Banks in India are instructed to treat accounts as dormant if there are no transactions in the account for over two years. Efforts are made to unearth these inoperative accounts. But about ₹1.5 lakh crore of unclaimed amounts lie with financial firms. Similarly, unclaimed dividends are a problem. In the interim, they are being used to further depositor and investor awareness. The good news is that the gender gap in terms of accounts with financial institutions has vanished. 77% of adult men as well as women now have an account. In 2011, these numbers were 44% and 26%, respectively.

However, India must not fall prey to self-laudatory references on financial inclusion. There are still miles to go. Nearly 300 million adult Indians still do not have an account. Although Telecom Regulatory Authority of India (Trai) data show that 60% and 54% of the population are internet and mobile users, respectively, Findex finds that only 28% adults in India have access to the internet. Though 66% of adults own mobile phones, only 6% have a mobile money account. These numbers are distinctly lower than the average for other low middle-income countries to which India belongs.

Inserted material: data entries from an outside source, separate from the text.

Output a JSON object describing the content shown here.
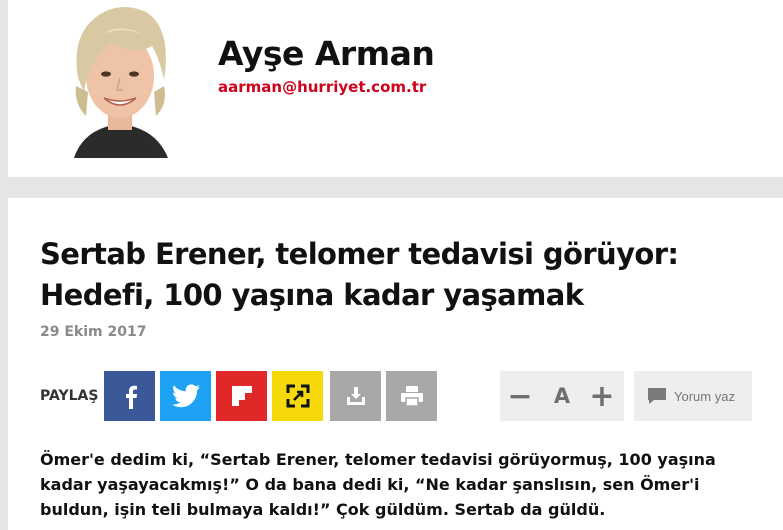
{
  "author": {
    "name": "Ayşe Arman",
    "email": "aarman@hurriyet.com.tr"
  },
  "article": {
    "headline_line1": "Sertab Erener, telomer tedavisi görüyor:",
    "headline_line2": "Hedefi, 100 yaşına kadar yaşamak",
    "date": "29 Ekim 2017",
    "body": "Ömer'e dedim ki, “Sertab Erener, telomer tedavisi görüyormuş, 100 yaşına kadar yaşayacakmış!” O da bana dedi ki, “Ne kadar şanslısın, sen Ömer'i buldun, işin teli bulmaya kaldı!” Çok güldüm. Sertab da güldü."
  },
  "share": {
    "label": "PAYLAŞ",
    "buttons": [
      {
        "name": "facebook",
        "icon": "facebook-icon",
        "color": "#3b5998"
      },
      {
        "name": "twitter",
        "icon": "twitter-icon",
        "color": "#1da1f2"
      },
      {
        "name": "flipboard",
        "icon": "flipboard-icon",
        "color": "#e12828"
      },
      {
        "name": "expand",
        "icon": "expand-icon",
        "color": "#f5d90a"
      },
      {
        "name": "save",
        "icon": "download-icon",
        "color": "#a8a8a8"
      },
      {
        "name": "print",
        "icon": "print-icon",
        "color": "#a8a8a8"
      }
    ]
  },
  "tools": {
    "font_decrease": "−",
    "font_label": "A",
    "font_increase": "+",
    "comment_label": "Yorum yaz"
  },
  "colors": {
    "accent_red": "#d0021b",
    "background": "#e5e5e5"
  }
}
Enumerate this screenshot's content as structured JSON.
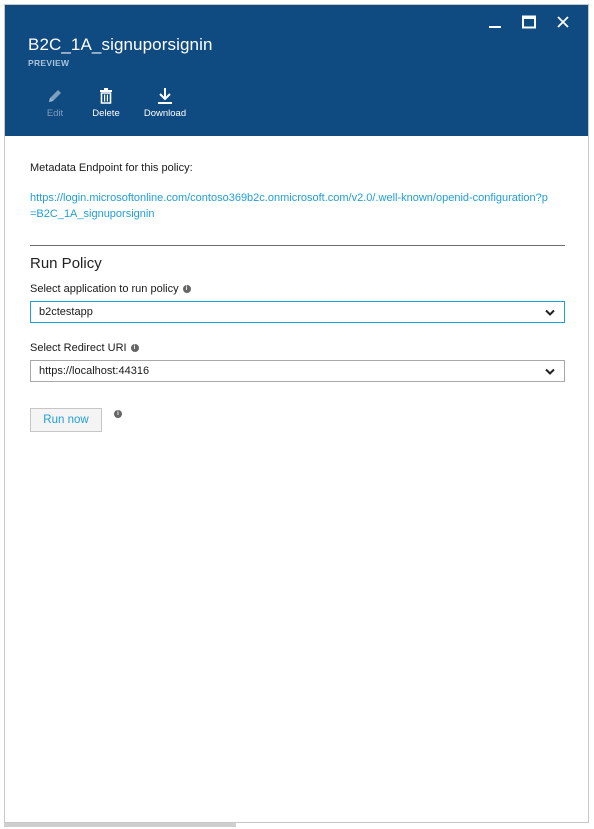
{
  "header": {
    "title": "B2C_1A_signuporsignin",
    "subtitle": "PREVIEW",
    "background_color": "#0f4a80"
  },
  "window_controls": [
    {
      "name": "minimize-icon"
    },
    {
      "name": "maximize-icon"
    },
    {
      "name": "close-icon"
    }
  ],
  "toolbar": {
    "edit_label": "Edit",
    "delete_label": "Delete",
    "download_label": "Download"
  },
  "metadata": {
    "label": "Metadata Endpoint for this policy:",
    "url": "https://login.microsoftonline.com/contoso369b2c.onmicrosoft.com/v2.0/.well-known/openid-configuration?p=B2C_1A_signuporsignin"
  },
  "run_policy": {
    "title": "Run Policy",
    "application_label": "Select application to run policy",
    "application_value": "b2ctestapp",
    "redirect_label": "Select Redirect URI",
    "redirect_value": "https://localhost:44316",
    "run_button_label": "Run now"
  },
  "colors": {
    "link": "#1f9fd6",
    "focus_border": "#1fa0d8"
  }
}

There is a case for increasing rural tele-density in Bihar, Chhattisgarh, Jharkhand, Madhya Pradesh and Uttar Pradesh. While the smartphone market is getting revolutionised, GoI must not lose sight of the fact that digital financial inclusion will greatly depend on producing low-cost feature phones that can still support digital payments. RBI’s National Payments Corporation of India (NPCI) and NITI Aayog should join forces to chalk out a blueprint.

 

The writer is former executive director, RBI, and member, Monetary Policy. Views are personal.